Relationship goals I learned from 'Say Anything'
You know how sometimes television shows and movies have really enviable relationship statuses, and other times…well, not so much? We’re introducing this new column by writer Mary Grace Garis that examines all the relationship advice, both good and bad, gleaned from pop culture.
I regret two things in life. The first is that went nine teenage summers without having a sugar sweet season-long romance. The second is that John Cusack never narrated my adolescent struggles. It’s for this, and many other reasons that I’m completely head over heels about Cameron Crowe’s Say Anything…and why I (incorrectly) base all my notions of love on it.
I’m serious! It’s impossible to look at preciously earnest dream boyfriend Lloyd Dobler and the impeccably gorgeous valedictorian Diane Court and not thing #relationshipgoals. But while Say Anything weaves in the some how melodrama of teen feels (and the melodrama of your father being sent to jail for tax fraud), it also delivers more than a few questionable tips.
“Like what?” You may ask. Well, here’s everything Say Anything teaches you about relationships.
It’s not really a date if you don’t ask out your crush out first
Early on, Lloyd’s gal pals assure him that sitting across from someone at the food court does not a date make, and we were both floored upon hearing this. Floored! In the instant I suddenly had half as many boyfriends as I thought I did. But it makes sense, I guess. If you like someone, don’t wait until graduation to see if they like you too, just stop being murky and weird, pick up the phone and ask them out!
Turn your heartbreak into art…or 63 songs
It’s common to wish to be the crystallized perfection that is Diane Court, but I personally am 110% Lloyd’s anguished friend Corey. “I wrote sixty-three songs this year. They’re all about Joe, and I’m going to play every single one of them tonight,” she says at one point, keeping the mood light at Valhere’s graduation party. Most people may frown upon Corey’s Proto-Swiftian efforts, but I applaud her creativity. Catharsis is important, kids.
Love is NOT a game, but it’s nice to have a consolation prize for the losers anyway
Lloyd gave Diane his heart. Diane gave him a pen. Ok, it was at the urging of her father who was super salty about them dating, but it happened nonetheless. Verdict is still out if this is ultra-condescending or an effective cushion to soften the blow. It depends on how much you love free things. Thanks for playing!
The truest way to learn about someone is by pulling a Little Mermaid and being part of their world
I’m pretty sure none out of none of my ex-boyfriends will qualify family dinners and nursing homes as sexy date nights, but it’s something Lloyd throws himself into to know the real Diane Court. And in a world where we stalk out our crush’s interests with late night social media lurking (don’t deny it, we’re all creeps here) we don’t do enough immersive, active learning. Be open to others’ interests and you’ll learn about the person they are behind their beautiful facade.

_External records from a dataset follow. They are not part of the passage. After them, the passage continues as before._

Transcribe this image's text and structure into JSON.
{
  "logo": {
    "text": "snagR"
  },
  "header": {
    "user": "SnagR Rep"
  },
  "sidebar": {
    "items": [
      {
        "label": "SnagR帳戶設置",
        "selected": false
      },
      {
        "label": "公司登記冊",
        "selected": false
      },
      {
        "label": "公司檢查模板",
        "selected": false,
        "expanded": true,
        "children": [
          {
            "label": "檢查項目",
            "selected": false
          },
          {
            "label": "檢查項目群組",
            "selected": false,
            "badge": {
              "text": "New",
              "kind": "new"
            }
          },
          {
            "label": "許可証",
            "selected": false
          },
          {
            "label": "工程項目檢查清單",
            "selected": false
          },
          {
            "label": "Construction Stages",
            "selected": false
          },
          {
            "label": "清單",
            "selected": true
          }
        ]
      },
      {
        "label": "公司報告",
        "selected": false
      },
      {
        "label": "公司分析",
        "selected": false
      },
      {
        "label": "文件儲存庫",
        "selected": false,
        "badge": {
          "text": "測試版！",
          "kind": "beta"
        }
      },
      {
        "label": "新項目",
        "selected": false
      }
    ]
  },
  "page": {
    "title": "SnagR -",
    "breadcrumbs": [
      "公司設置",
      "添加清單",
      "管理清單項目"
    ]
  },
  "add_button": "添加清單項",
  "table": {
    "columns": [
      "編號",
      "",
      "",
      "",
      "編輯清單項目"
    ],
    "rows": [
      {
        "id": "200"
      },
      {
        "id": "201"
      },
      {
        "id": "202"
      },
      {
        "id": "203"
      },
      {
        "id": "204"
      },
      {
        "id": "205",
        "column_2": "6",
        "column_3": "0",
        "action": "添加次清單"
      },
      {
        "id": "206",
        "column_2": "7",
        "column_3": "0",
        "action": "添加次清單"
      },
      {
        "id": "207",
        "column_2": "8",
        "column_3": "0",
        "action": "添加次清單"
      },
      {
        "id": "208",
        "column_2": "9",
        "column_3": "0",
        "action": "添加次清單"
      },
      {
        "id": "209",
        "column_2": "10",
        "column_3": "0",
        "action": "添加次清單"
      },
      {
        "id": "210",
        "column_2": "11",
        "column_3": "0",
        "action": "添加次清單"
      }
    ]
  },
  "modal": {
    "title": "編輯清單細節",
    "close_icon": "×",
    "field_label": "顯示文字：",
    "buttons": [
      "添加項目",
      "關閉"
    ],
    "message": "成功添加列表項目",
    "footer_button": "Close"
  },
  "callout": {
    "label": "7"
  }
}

Stalking your ex is generally frowned upon and doesn’t get the desired results you’re looking for
Lloyd playing “In Your Eyes” with a boom box over his head is iconically swoon-worthy in the scope of the movie…and that’s about it. Friends, I shouldn’t have to say this, but please, please, don’t stand outside someone’s window blasting the song you lost your virginity to. This is one of those things that only works in movies. And actually, in the movie, it didn’t even work.
It’s smart to be careful, but at the end of the day, be there for the one you love
Diane doesn’t return to Lloyd until her entire life is falling apart, and he isn’t blind to this. “You’re here because you need someone, or ’cause you need me?” He asks, before deciding he doesn’t care because it’s Diane Freaking Court. Frankly, I would’ve given this concept a bit more consideration, because that IS suspect timing. But true love, IDK.